6100 sayılı Hukuk Muhakemeleri Kanunu’nun (6100 sayılı Kanun) 190 ıncı maddesi, 369 uncu maddesinin birinci fıkrası ile 370 ve 371 inci maddeleri. 4721 sayılı Kanun’un 4 üncü ve 6 ncı maddesi, 166 ncı maddesinin birinci ve ikinci fıkrası, 169 uncu, 174 üncü, 175 inci, 182 nci maddesi, 327 ve 328 inci maddelerinin birinci fıkraları, 330 uncu ve 336 ncı maddeleri. 6098 sayılı Türk Borçlar Kanunu'nun 50 nci ve 51 inci maddeleri.

3. Değerlendirme

1.Temyiz olunan nihai kararların bozulması 6100 sayılı Kanun'un 371 inci maddesinde yer alan sebeplerden birinin varlığı hâlinde mümkündür.

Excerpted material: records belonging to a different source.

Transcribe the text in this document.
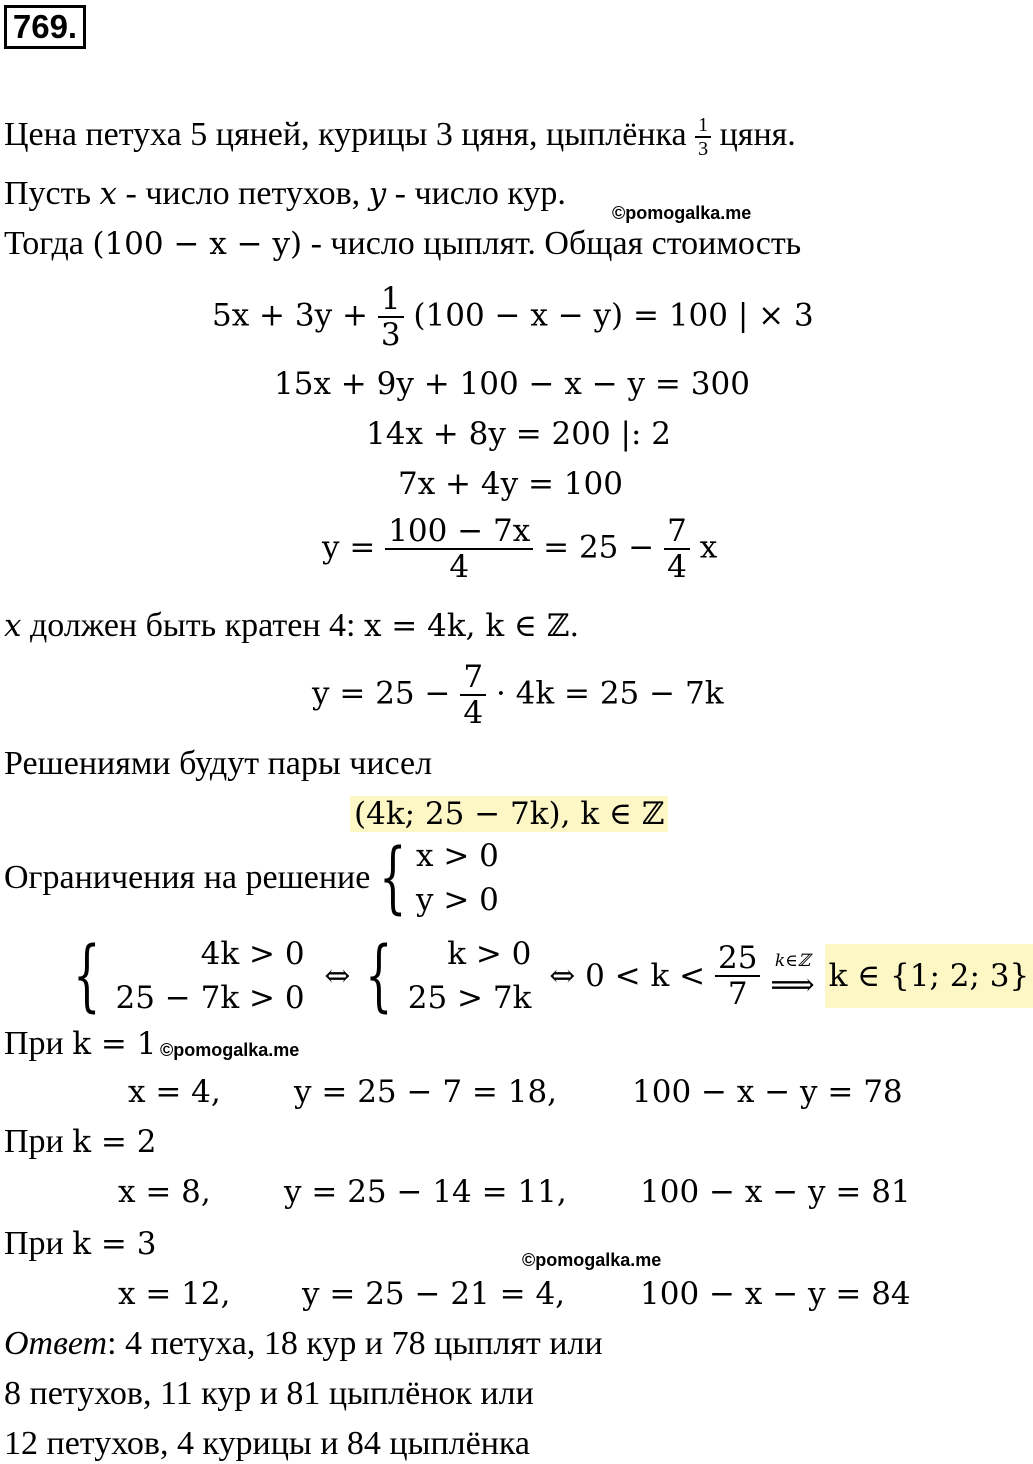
769.
Цена петуха 5 цяней, курицы 3 цяня, цыплёнка $\frac{1}{3}$ цяня.
Пусть x - число петухов, y - число кур.
©pomogalka.me
Тогда (100 − x − y) - число цыплят. Общая стоимость
$5x + 3y + \frac{1}{3} (100 - x - y) = 100$ | × 3
15x + 9y + 100 − x − y = 300
14x + 8y = 200 |: 2
7x + 4y = 100
$y = \frac{100 - 7x}{4} = 25 - \frac{7}{4}$ x
x должен быть кратен 4: x = 4k, k ∈ ℤ.
$y = 25 - \frac{7}{4} \cdot 4k = 25 - 7k$
Решениями будут пары чисел
(4k; 25 − 7k), k ∈ ℤ
Ограничения на решение { x > 0
y > 0
{	4k > 0
25 − 7k > 0
⇔ {	k > 0
25 > 7k
⇔ $0 < k < \frac{25}{7}$
k∈ℤ
⟹ k ∈ {1; 2; 3}
При k = 1 ©pomogalka.me
x = 4, y = 25 − 7 = 18, 100 − x − y = 78
При k = 2
x = 8, y = 25 − 14 = 11, 100 − x − y = 81
При k = 3	©pomogalka.me
x = 12, y = 25 − 21 = 4, 100 − x − y = 84
Ответ: 4 петуха, 18 кур и 78 цыплят или
8 петухов, 11 кур и 81 цыплёнок или
12 петухов, 4 курицы и 84 цыплёнка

2.Temyizen incelenen İlk Derece Mahkemesi kararında ve kararın gerekçesinde hukuk kurallarının somut olaya uygulanmasında bir isabetsizlik bulunmadığı, bozma kararı gereğince hüküm verilmiş olduğu anlaşılmakla; temyiz dilekçesinde ileri sürülen nedenler kararın bozulmasını gerektirecek nitelikte görülmemiştir.

VI. KARAR

Açıklanan sebeplerle;

Davalı erkek vekilinin yerinde görülmeyen tüm temyiz itirazlarının reddi ile usul ve kanuna uygun olan kararın ONANMASINA,

Aşağıda yazılı temyiz giderinin temyiz edene yükletilmesine,

Dosyanın İlk Derece Mahkemesine gönderilmesine,

13.02.2024 tarihinde oy birliğiyle karar verildi.